Both have since expressed some willingness to consider prescription drug price reforms.
The Affordable Insulin Now Act passed the House 232-193 with 12 Republicans in favor. It does have some Republican support in the Senate, but it’s unclear whether it would be enough – 60 votes total – to overcome a filibuster.
Cortez Masto said her goal was to pass the more comprehensive bill.
“I do believe at the end of the day we can make it happen,” she said. “We are so close. We just have to get it across the finish line before the end of the year and this is our moment to get it done.”
While those in the room supported efforts to tackle insulin costs, they also said there is more to be done to tackle the financial strain imposed by health care.
One person questioned the effectiveness of allowing Medicare to negotiate drug prices when private markets can still set rates.
“What I do know and what I’ve asked the experts is if we could get it done with Medicare, would that bleed into the private market, and they said yes it would,” Cortez Masto said. “It does bleed into the private market.”
In addition to facing obstacles in the Senate, legislation to curb costs faces stiff resistance from pharmaceutical companies.
Cortez Masto said the companies are fear-mongering.
“The minute you know the pharmaceutical companies are scared is when you start seeing the commercials saying your elected leaders are going to limit your access to your drugs and access to new drugs because they are limiting (research and development),” she said. “That’s when they are running scared.
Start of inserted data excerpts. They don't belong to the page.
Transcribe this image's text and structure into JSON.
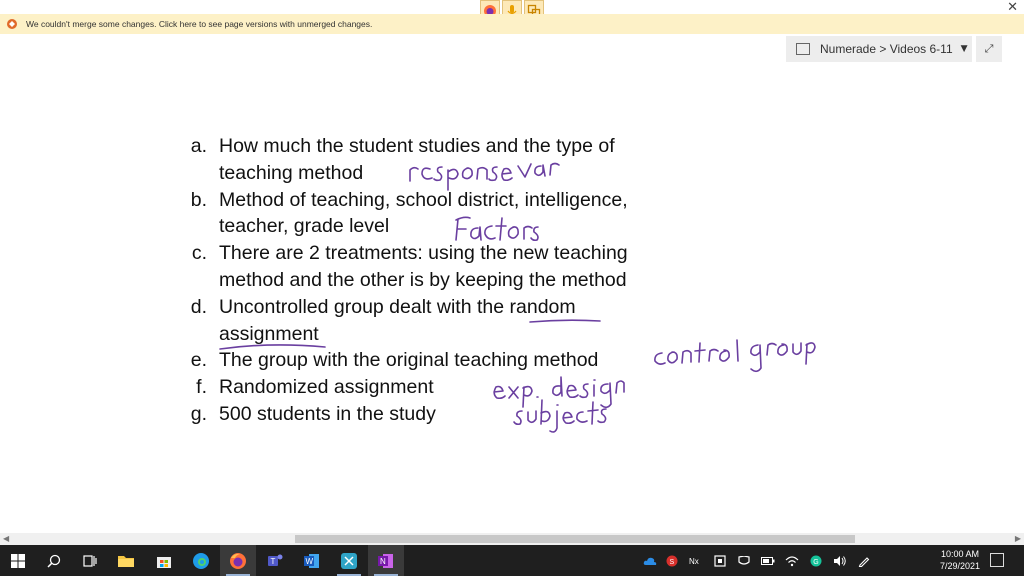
{
  "window": {
    "close_glyph": "✕",
    "float_buttons": [
      "firefox-icon",
      "microphone-icon",
      "screen-clip-icon"
    ]
  },
  "warning_bar": {
    "icon": "merge-warning-icon",
    "text": "We couldn't merge some changes. Click here to see page versions with unmerged changes."
  },
  "notebook_nav": {
    "label": "Numerade > Videos 6-11",
    "caret": "▼",
    "expand_glyph": "⤢"
  },
  "content": {
    "items": [
      {
        "letter": "a.",
        "text": "How much the student studies and the type of teaching method"
      },
      {
        "letter": "b.",
        "text": "Method of teaching, school district, intelligence, teacher, grade level"
      },
      {
        "letter": "c.",
        "text": "There are 2 treatments:  using the new teaching method and the other is by keeping the method"
      },
      {
        "letter": "d.",
        "text": "Uncontrolled group dealt with the random assignment"
      },
      {
        "letter": "e.",
        "text": "The group with the original teaching method"
      },
      {
        "letter": "f.",
        "text": "Randomized assignment"
      },
      {
        "letter": "g.",
        "text": "500 students in the study"
      }
    ]
  },
  "annotations": {
    "color": "#6a3fa0",
    "notes": [
      "response var",
      "Factors",
      "control group",
      "exp. design",
      "subjects"
    ]
  },
  "taskbar": {
    "apps": [
      "windows-start-icon",
      "search-icon",
      "task-view-icon",
      "file-explorer-icon",
      "store-icon",
      "edge-icon",
      "firefox-icon",
      "teams-icon",
      "word-icon",
      "snipping-tool-icon",
      "onenote-icon"
    ],
    "tray": [
      "onedrive-icon",
      "app-s-icon",
      "app-n-icon",
      "security-icon",
      "battery-icon",
      "wifi-icon",
      "grammarly-icon",
      "volume-icon",
      "pen-icon"
    ],
    "time": "10:00 AM",
    "date": "7/29/2021"
  }
}
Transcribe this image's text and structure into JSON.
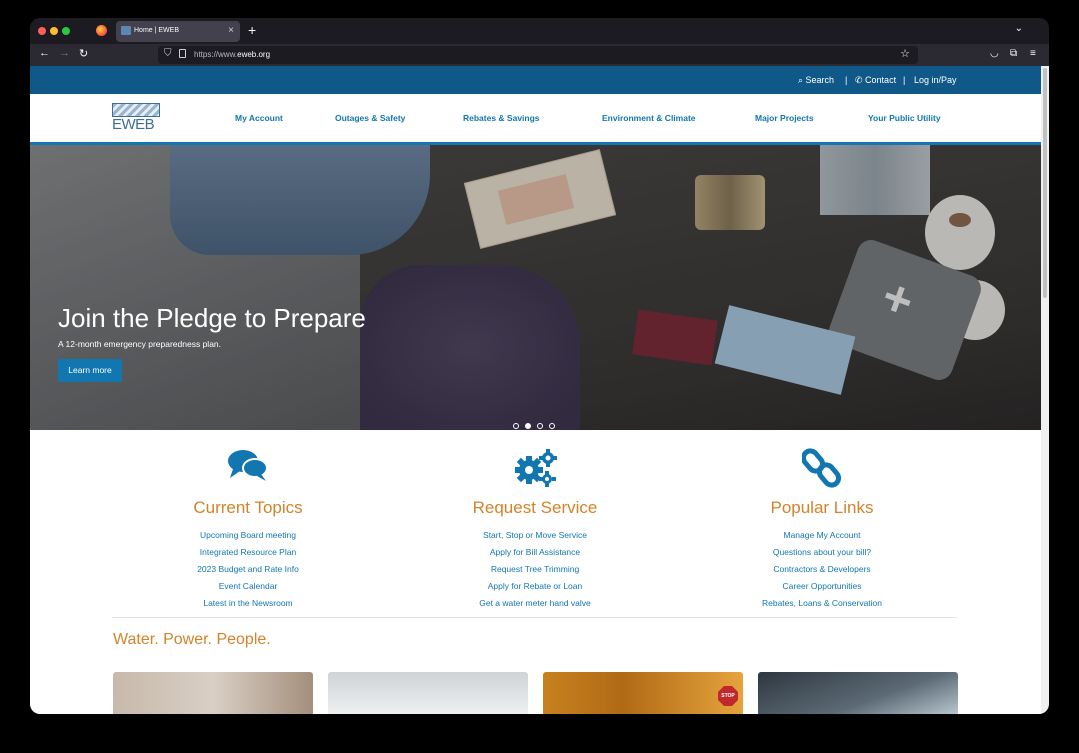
{
  "browser": {
    "tab_title": "Home | EWEB",
    "url_prefix": "https://www.",
    "url_domain": "eweb.org"
  },
  "utility_bar": {
    "search": "Search",
    "contact": "Contact",
    "login": "Log in/Pay",
    "separator": "|"
  },
  "logo": {
    "text": "EWEB"
  },
  "main_nav": [
    "My Account",
    "Outages & Safety",
    "Rebates & Savings",
    "Environment & Climate",
    "Major Projects",
    "Your Public Utility"
  ],
  "hero": {
    "title": "Join the Pledge to Prepare",
    "subtitle": "A 12-month emergency preparedness plan.",
    "button": "Learn more",
    "slide_count": 4,
    "active_slide": 2
  },
  "columns": [
    {
      "icon": "chat-bubbles-icon",
      "title": "Current Topics",
      "links": [
        "Upcoming Board meeting",
        "Integrated Resource Plan",
        "2023 Budget and Rate Info",
        "Event Calendar",
        "Latest in the Newsroom"
      ]
    },
    {
      "icon": "gears-icon",
      "title": "Request Service",
      "links": [
        "Start, Stop or Move Service",
        "Apply for Bill Assistance",
        "Request Tree Trimming",
        "Apply for Rebate or Loan",
        "Get a water meter hand valve"
      ]
    },
    {
      "icon": "chain-link-icon",
      "title": "Popular Links",
      "links": [
        "Manage My Account",
        "Questions about your bill?",
        "Contractors & Developers",
        "Career Opportunities",
        "Rebates, Loans & Conservation"
      ]
    }
  ],
  "tagline": "Water. Power. People.",
  "card3_sign": "STOP",
  "colors": {
    "brand_blue": "#1277b0",
    "utility_bar": "#0f5887",
    "accent_orange": "#d4832a"
  }
}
But they have money to put those commercials on, but not enough money to lower costs for everybody else. This is my biggest frustration.”
During past Senate committee hearings, Cortez Masto said companies told her “if you regulate us that will cut out costs of R&D.”
“I said, ‘Well stop doing the commercial. Take the money you’re putting into the commercials and put it into R&D,’” she said. “I didn’t grow up with all these crazy commercials. Let the doctors decide what’s best and appropriate. We don’t need to see it on TV and stop spending all that money on it. And by the way, the taxpayer dollars do pay for research and development.”